We rijden eerst een flink stuk langs de noordkust. De golven zijn nog steeds erg hoog. Zandstrand is er hier niet, wel veel rotsen. Er zijn ook veel mensen aan het vissen, en dagjesmensen aan het fotograferen. Het plaatsje Jiufen stamt uit de tijd dat goudzoekers deze streek onveilig maakten, eind 19e eeuw. Het ligt meer landinwaarts, en is gebouwd tegen een helling.
Helaas ben ik ook hier niet de enige: dit is nog meer binnen het bereik voor een uitje vanuit Taipei. En zo op zaterdagmiddag zijn ze massaal gekomen. Ik sjok tussen de menigte de oude hoofdstraat van Jiufen door. Souvernirwinkels en eettentjes wisselen elkaar af. Het is een hele lange straat, en ik ben bang dat ik ook weer door de drukte terug moet. Helemaal niet leuk. Gelukkig zie ik een zijstraat: daar is het wat rustiger, en plotseling ook een stuk mooier.
Het oude centrum van Jiufen staat bekend om zijn oude houten huizen en theehuizen. Je moet wel goed zoeken, maar ik weet toch het juiste plein te vinden. Dat is zeker een mooi stukje. Vandaar kun je ook onderlangs teruglopen richting het “begin” van de stad. Lekker rustig ook. Vlakbij de bushalte staat nog een bonte Taiwanese tempel. Morgen ga ik pas “serieus” tempels kijken, maar deze Daitian tempel is toch een fijn voorproefje. Hij is zo bont! Van binnen is-ie fluorescerend roze. En buiten zijn de draken ook kleurrijk levensecht uitgebeeld.
Tegen half 4 neem ik de bus terug naar Taipei. Ik weet me via een scrum in de eerste bus te werken die langs komt.
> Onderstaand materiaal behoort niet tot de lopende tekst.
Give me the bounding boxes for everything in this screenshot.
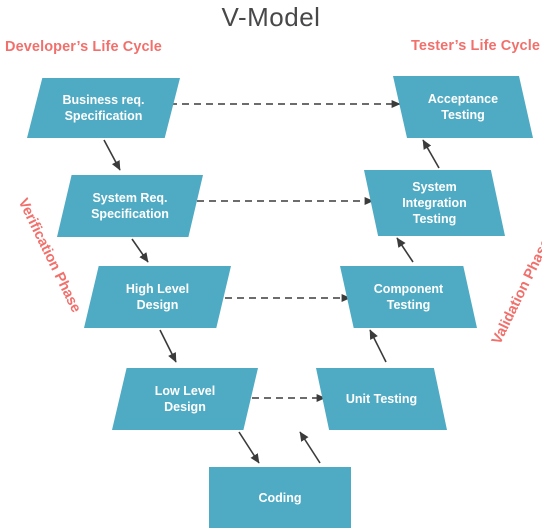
- developer-lifecycle-header: Developer’s Life Cycle: [5, 39, 162, 55]
- node-unit-testing[interactable]: Unit Testing: [316, 368, 447, 430]
- node-component-testing[interactable]: Component Testing: [340, 266, 477, 328]
- arrow-highlevel-to-lowlevel: [159, 329, 177, 363]
- node-acceptance-testing[interactable]: Acceptance Testing: [393, 76, 533, 138]
- arrow-system-to-highlevel: [131, 238, 149, 263]
- node-coding[interactable]: Coding: [209, 467, 351, 528]
- v-model-diagram: V-Model Developer’s Life Cycle Tester’s …: [0, 0, 542, 528]
- node-label: Acceptance Testing: [427, 92, 499, 122]
- arrow-business-to-system: [103, 139, 121, 171]
- validation-phase-label: Validation Phase: [489, 236, 542, 348]
- tester-lifecycle-header: Tester’s Life Cycle: [411, 38, 540, 54]
- node-label: Low Level Design: [154, 384, 216, 414]
- node-business-req-specification[interactable]: Business req. Specification: [27, 78, 180, 138]
- arrow-component-to-system: [396, 237, 414, 263]
- arrow-unit-to-component: [369, 329, 387, 363]
- arrow-system-to-acceptance: [422, 139, 440, 169]
- node-label: System Integration Testing: [402, 180, 467, 226]
- page-title: V-Model: [221, 2, 321, 32]
- node-system-req-specification[interactable]: System Req. Specification: [57, 175, 203, 237]
- node-system-integration-testing[interactable]: System Integration Testing: [364, 170, 505, 236]
- node-label: High Level Design: [125, 282, 190, 312]
- node-label: Unit Testing: [345, 392, 418, 406]
- node-label: Coding: [258, 490, 302, 505]
- node-low-level-design[interactable]: Low Level Design: [112, 368, 258, 430]
- arrow-coding-to-unit: [299, 431, 321, 464]
- node-label: System Req. Specification: [91, 191, 169, 221]
- arrow-lowlevel-to-coding: [238, 431, 260, 464]
- node-label: Component Testing: [373, 282, 444, 312]
- node-label: Business req. Specification: [62, 93, 145, 123]
- node-high-level-design[interactable]: High Level Design: [84, 266, 231, 328]
- dashed-arrow-group: [170, 99, 401, 403]
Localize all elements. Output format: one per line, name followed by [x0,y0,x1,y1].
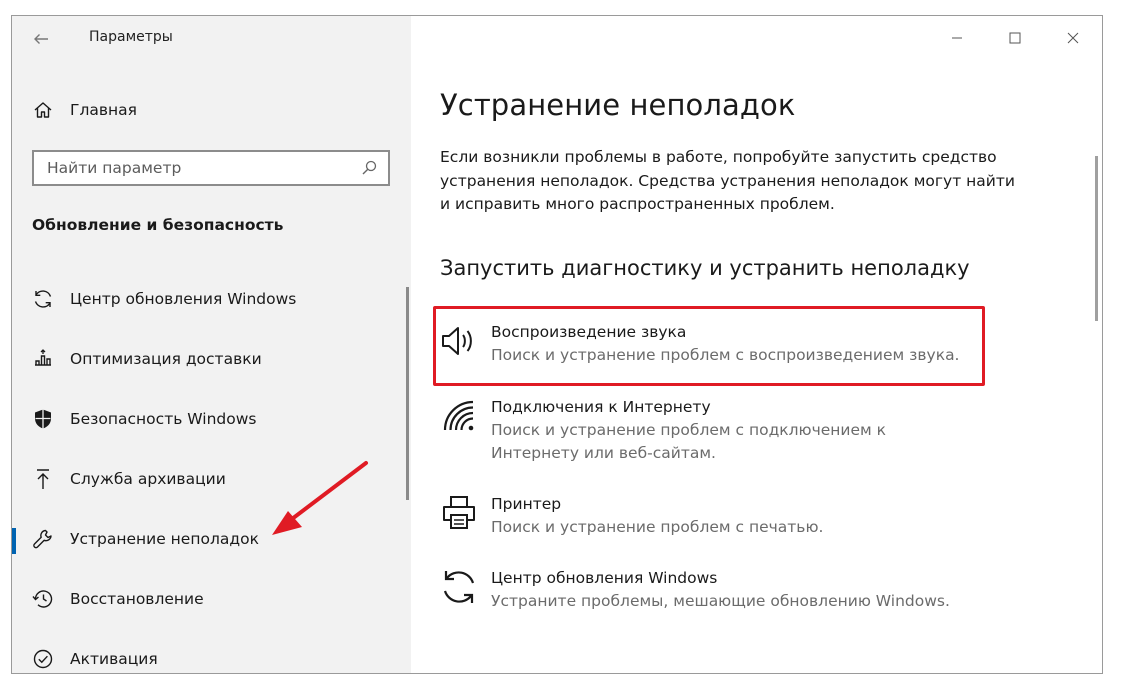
sidebar-item-label: Центр обновления Windows [70,290,297,308]
troubleshooter-sound[interactable]: Воспроизведение звука Поиск и устранение… [439,321,960,367]
sidebar-section-title: Обновление и безопасность [32,216,284,234]
troubleshooter-title: Принтер [491,495,562,513]
home-icon [30,99,56,121]
sync-icon [439,567,479,607]
intro-text: Если возникли проблемы в работе, попробу… [440,148,1015,213]
close-icon [1067,32,1079,44]
nav-home[interactable]: Главная [30,98,137,122]
sidebar-item-backup[interactable]: Служба архивации [12,449,411,509]
troubleshooter-title: Воспроизведение звука [491,323,687,341]
troubleshooter-desc: Поиск и устранение проблем с печатью. [491,518,824,536]
sidebar-item-windows-update[interactable]: Центр обновления Windows [12,269,411,329]
wifi-icon [439,396,479,436]
history-icon [30,587,56,611]
troubleshooter-text: Принтер Поиск и устранение проблем с печ… [491,493,823,539]
sync-icon [30,287,56,311]
check-circle-icon [30,647,56,671]
backup-arrow-icon [30,467,56,491]
search-box[interactable] [32,150,390,186]
troubleshooter-windows-update[interactable]: Центр обновления Windows Устраните пробл… [439,567,950,613]
sidebar: Параметры Главная Обновление и безопасно… [12,16,411,673]
back-arrow-icon [34,34,48,44]
troubleshooter-text: Центр обновления Windows Устраните пробл… [491,567,950,613]
sidebar-scrollbar[interactable] [406,287,409,500]
sidebar-item-troubleshoot[interactable]: Устранение неполадок [12,509,411,569]
search-input[interactable] [47,159,360,177]
settings-window: Параметры Главная Обновление и безопасно… [11,15,1103,674]
sidebar-item-label: Служба архивации [70,470,226,488]
close-button[interactable] [1044,16,1102,60]
shield-icon [30,407,56,431]
troubleshooter-printer[interactable]: Принтер Поиск и устранение проблем с печ… [439,493,823,539]
sidebar-item-recovery[interactable]: Восстановление [12,569,411,629]
sidebar-item-activation[interactable]: Активация [12,629,411,673]
printer-icon [439,493,479,533]
back-button[interactable] [29,27,53,51]
sidebar-item-label: Устранение неполадок [70,530,259,548]
troubleshooter-title: Подключения к Интернету [491,398,711,416]
sidebar-item-label: Восстановление [70,590,204,608]
maximize-icon [1009,32,1021,44]
page-title: Устранение неполадок [440,88,796,122]
maximize-button[interactable] [986,16,1044,60]
wrench-icon [30,527,56,551]
troubleshooter-desc: Устраните проблемы, мешающие обновлению … [491,592,950,610]
delivery-optimization-icon [30,347,56,371]
troubleshooter-title: Центр обновления Windows [491,569,718,587]
window-controls [928,16,1102,60]
sidebar-item-label: Активация [70,650,158,668]
nav-home-label: Главная [70,101,137,119]
app-title: Параметры [89,29,173,45]
troubleshooter-text: Воспроизведение звука Поиск и устранение… [491,321,960,367]
minimize-button[interactable] [928,16,986,60]
main-scrollbar[interactable] [1095,156,1098,321]
speaker-icon [439,321,479,361]
sidebar-item-label: Безопасность Windows [70,410,257,428]
sidebar-nav-list: Центр обновления Windows Оптимизация дос… [12,269,411,673]
troubleshooter-text: Подключения к Интернету Поиск и устранен… [491,396,976,465]
minimize-icon [952,37,962,39]
sidebar-item-delivery-optimization[interactable]: Оптимизация доставки [12,329,411,389]
search-icon[interactable] [360,159,378,177]
sidebar-item-windows-security[interactable]: Безопасность Windows [12,389,411,449]
section-title: Запустить диагностику и устранить непола… [440,256,970,280]
troubleshooter-desc: Поиск и устранение проблем с воспроизвед… [491,346,960,364]
troubleshooter-desc: Поиск и устранение проблем с подключение… [491,421,887,462]
troubleshooter-internet[interactable]: Подключения к Интернету Поиск и устранен… [439,396,976,465]
main-content: Устранение неполадок Если возникли пробл… [411,16,1102,673]
sidebar-item-label: Оптимизация доставки [70,350,262,368]
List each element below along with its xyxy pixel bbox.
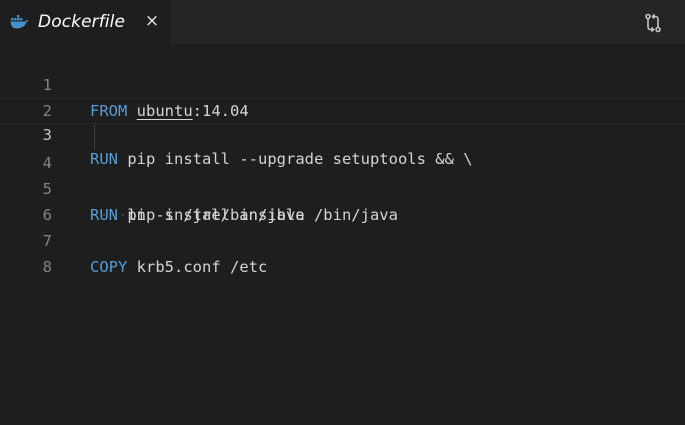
- code-line: 6: [0, 176, 685, 224]
- code-line: 4 ····pip install ansible: [0, 124, 685, 224]
- editor-window: Dockerfile × 1 FROM ubuntu:14.04 2 3 RUN…: [0, 0, 685, 425]
- source-control-compare-icon[interactable]: [642, 12, 664, 34]
- code-line-current: 3 RUN pip install --upgrade setuptools &…: [0, 98, 685, 168]
- line-number: 8: [42, 258, 52, 276]
- tab-dockerfile[interactable]: Dockerfile ×: [0, 0, 170, 44]
- indent-guide: [94, 124, 95, 150]
- tab-bar: Dockerfile ×: [0, 0, 685, 44]
- code-line: 7 COPY krb5.conf /etc: [0, 202, 685, 276]
- command-text: krb5.conf /etc: [136, 258, 268, 276]
- code-line: 8: [0, 228, 685, 276]
- docker-whale-icon: [10, 14, 30, 30]
- code-line: 1 FROM ubuntu:14.04: [0, 46, 685, 120]
- code-line: 5 RUN ln -s /jre/bin/java /bin/java: [0, 150, 685, 224]
- code-line: 2: [0, 72, 685, 120]
- tab-title: Dockerfile: [38, 12, 126, 32]
- close-icon[interactable]: ×: [142, 11, 162, 31]
- code-area[interactable]: 1 FROM ubuntu:14.04 2 3 RUN pip install …: [0, 44, 685, 425]
- keyword: COPY: [90, 258, 128, 276]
Er staan zeker al 60 mensen te wachten bij de bushalte, maar de bus stopt toevallig voor mijn neus. Bovendien ben ik een stuk langer en breder dan de gemiddelde Taiwan-Chinees. Twee oudjes weten nog onder mijn armen door te kruipen, maar ik verzeker me van een zitplaats voor de comfortabele rit van 5 kwartier terug naar de stad.